I held out a hand to help him up, but he waved it away and stood with much more agility than I’d imagine someone his size would have. Guilt zinged through me. Even with an extra day, I didn’t know how to make this place livable. Once again, I’d bitten off way more than I could chew (but with the confidence of a contract and first and last month’s rent this time.)

“Okay. Okay.” I let out a long breath. “You can take my apartment next door until we get this one figured out.”

“Where will you sleep?” His folded arms put a shield between us, but he couldn’t hide the concern in his eyes. The Beast I’d seen on television wouldn’t have cared about displacing me.

“Here,” I said cheerfully. We both looked at the broken futon, the rusted metal legs stretched out to the sides like a dog sprawled out on ice. “I have a houseboat if I get desperate.”

He shook his head, but I wasn’t above begging. “I’ll be honest, Dylan. I need the rent money.”

Was that a slight softening in his eyes? Maybe? “You really have a houseboat you can go to?”

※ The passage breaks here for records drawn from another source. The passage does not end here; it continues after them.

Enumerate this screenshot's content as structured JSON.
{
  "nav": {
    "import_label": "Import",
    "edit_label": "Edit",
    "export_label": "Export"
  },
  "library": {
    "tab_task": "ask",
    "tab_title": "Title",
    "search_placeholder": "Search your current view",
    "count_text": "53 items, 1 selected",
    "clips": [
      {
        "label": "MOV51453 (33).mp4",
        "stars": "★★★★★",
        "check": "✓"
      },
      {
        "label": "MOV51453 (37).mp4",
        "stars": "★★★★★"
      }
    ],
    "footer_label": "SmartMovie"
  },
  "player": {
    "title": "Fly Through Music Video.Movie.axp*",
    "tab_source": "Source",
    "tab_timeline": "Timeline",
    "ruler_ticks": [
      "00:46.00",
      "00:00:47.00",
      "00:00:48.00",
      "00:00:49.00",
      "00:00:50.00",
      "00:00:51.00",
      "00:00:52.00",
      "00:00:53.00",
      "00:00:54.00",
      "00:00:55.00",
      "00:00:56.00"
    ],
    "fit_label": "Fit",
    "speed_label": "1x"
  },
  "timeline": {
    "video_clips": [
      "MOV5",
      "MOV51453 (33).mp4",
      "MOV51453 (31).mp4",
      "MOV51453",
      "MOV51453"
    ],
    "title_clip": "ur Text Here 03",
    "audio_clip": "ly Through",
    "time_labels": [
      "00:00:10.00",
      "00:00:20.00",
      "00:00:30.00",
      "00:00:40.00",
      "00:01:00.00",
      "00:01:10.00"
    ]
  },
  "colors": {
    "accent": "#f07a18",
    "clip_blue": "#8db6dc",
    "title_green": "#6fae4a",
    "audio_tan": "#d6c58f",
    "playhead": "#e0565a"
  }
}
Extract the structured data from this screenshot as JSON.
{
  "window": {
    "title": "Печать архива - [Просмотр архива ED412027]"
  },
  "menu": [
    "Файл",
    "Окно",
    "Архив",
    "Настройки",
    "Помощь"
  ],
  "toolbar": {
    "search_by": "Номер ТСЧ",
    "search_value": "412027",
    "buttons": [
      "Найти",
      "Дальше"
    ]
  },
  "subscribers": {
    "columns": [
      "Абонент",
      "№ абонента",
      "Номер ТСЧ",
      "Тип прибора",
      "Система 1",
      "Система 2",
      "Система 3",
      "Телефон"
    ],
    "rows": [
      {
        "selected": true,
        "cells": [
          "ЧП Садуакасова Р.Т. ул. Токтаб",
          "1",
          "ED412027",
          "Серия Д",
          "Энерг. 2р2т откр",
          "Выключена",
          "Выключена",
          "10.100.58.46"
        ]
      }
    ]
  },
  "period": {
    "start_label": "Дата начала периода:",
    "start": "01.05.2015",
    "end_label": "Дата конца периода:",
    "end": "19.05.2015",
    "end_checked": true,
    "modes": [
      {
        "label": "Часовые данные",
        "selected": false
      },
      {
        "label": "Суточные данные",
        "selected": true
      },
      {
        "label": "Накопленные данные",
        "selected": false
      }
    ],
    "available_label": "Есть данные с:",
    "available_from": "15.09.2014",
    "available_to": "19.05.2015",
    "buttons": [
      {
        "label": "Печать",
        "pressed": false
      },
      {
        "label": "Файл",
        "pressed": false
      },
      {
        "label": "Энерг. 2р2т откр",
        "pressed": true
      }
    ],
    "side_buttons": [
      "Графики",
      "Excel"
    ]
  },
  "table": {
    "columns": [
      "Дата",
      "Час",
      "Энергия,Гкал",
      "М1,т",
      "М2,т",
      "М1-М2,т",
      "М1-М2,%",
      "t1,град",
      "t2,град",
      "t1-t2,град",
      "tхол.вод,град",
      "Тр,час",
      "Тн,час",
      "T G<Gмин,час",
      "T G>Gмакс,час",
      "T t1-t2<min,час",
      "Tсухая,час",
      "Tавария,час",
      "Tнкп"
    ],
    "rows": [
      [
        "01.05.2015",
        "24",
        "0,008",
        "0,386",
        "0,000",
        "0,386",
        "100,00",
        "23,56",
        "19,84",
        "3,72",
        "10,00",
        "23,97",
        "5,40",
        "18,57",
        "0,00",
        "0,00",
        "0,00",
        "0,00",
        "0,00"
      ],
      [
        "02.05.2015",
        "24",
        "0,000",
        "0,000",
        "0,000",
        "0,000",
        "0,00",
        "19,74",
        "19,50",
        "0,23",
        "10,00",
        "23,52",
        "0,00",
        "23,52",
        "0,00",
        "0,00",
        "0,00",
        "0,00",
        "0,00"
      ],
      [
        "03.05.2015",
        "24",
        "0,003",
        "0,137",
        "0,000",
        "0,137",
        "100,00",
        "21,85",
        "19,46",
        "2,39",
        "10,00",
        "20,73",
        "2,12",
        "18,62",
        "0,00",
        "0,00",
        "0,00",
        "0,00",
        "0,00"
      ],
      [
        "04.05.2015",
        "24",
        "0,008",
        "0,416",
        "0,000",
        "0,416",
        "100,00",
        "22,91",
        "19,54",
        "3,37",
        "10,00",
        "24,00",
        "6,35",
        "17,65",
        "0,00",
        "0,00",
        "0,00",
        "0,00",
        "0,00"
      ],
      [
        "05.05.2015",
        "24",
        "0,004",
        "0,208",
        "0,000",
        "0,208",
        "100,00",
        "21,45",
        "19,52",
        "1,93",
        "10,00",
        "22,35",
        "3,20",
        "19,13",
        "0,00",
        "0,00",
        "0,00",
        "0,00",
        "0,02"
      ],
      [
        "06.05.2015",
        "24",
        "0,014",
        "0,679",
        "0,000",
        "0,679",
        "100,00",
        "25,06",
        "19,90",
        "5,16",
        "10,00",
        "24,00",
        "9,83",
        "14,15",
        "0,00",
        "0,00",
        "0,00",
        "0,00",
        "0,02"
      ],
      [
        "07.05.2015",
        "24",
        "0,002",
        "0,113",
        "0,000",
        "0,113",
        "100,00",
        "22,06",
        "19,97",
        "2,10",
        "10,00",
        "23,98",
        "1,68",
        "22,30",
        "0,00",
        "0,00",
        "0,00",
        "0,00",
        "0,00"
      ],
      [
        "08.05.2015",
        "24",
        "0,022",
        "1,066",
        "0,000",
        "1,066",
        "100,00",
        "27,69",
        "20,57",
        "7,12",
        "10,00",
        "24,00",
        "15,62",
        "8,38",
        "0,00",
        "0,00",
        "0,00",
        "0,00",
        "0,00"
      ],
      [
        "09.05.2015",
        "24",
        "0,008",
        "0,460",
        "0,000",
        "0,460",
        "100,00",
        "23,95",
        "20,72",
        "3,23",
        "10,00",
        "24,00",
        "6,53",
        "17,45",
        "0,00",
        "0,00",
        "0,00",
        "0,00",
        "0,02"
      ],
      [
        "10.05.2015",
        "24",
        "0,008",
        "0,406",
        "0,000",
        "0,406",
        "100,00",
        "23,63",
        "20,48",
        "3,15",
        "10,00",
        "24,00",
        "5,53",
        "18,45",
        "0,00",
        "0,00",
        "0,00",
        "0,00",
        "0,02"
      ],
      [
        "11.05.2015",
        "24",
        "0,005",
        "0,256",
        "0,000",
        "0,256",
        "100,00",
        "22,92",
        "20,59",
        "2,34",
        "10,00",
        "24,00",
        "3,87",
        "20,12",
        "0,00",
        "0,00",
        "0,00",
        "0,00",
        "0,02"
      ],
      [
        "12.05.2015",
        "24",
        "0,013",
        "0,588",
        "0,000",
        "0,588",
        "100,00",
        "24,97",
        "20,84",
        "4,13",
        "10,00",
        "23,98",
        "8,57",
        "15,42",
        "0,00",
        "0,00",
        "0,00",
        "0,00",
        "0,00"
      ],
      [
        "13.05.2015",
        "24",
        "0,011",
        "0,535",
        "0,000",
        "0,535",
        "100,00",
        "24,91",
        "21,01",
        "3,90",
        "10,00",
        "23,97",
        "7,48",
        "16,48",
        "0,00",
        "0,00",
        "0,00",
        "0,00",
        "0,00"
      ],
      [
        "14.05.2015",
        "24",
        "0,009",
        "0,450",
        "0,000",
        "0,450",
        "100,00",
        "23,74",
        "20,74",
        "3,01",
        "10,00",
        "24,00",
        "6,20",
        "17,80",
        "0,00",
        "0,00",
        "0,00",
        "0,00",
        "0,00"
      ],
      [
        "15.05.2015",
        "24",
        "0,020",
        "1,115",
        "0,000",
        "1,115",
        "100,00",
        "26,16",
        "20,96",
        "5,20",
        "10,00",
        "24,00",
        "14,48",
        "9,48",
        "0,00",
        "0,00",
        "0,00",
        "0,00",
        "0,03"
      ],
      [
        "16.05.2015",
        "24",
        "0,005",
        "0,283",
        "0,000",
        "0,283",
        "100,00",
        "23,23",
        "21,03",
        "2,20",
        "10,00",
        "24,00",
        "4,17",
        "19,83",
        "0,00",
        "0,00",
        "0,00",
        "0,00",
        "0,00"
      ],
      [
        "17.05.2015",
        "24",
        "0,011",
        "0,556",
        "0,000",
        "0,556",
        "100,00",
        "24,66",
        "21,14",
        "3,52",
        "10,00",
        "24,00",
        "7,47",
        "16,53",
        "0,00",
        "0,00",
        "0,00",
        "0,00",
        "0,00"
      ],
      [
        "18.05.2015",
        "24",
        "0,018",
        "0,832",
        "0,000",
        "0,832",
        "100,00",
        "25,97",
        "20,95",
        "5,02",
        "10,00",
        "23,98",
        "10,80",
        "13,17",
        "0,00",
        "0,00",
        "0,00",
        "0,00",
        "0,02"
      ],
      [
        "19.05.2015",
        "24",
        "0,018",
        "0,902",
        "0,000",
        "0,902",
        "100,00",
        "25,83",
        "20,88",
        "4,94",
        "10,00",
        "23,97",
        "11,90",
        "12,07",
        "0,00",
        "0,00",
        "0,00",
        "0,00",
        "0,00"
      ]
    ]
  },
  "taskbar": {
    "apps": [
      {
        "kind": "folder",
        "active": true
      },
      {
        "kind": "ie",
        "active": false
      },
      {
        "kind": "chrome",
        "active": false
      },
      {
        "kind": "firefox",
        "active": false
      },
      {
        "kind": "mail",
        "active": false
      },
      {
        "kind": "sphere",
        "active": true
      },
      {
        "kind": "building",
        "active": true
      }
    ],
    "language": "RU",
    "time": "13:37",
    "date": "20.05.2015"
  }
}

“If I need to,” I replied. But since Dad was there, I’d just make sure it wasn’t necessary.

“Fine,” he grumbled.

Before he could change his mind, I led him next door to my apartment. With its sunny yellow walls, perfect view of Main Street’s cute shops (including Max’s bookstore), the mountains behind them, and some of my best paintings, it was one of my favorite places in Winterhaven.

If I couldn’t be on my houseboat, then this was definitely the next best.

His gaze went straight to the open bedroom door and my white-duvet-covered queen sized bed.

“This will work,” he said with a decisive nod. And before I could grab some of my things or offer to change the sheets, he’d ushered me from the apartment and shut the door between us.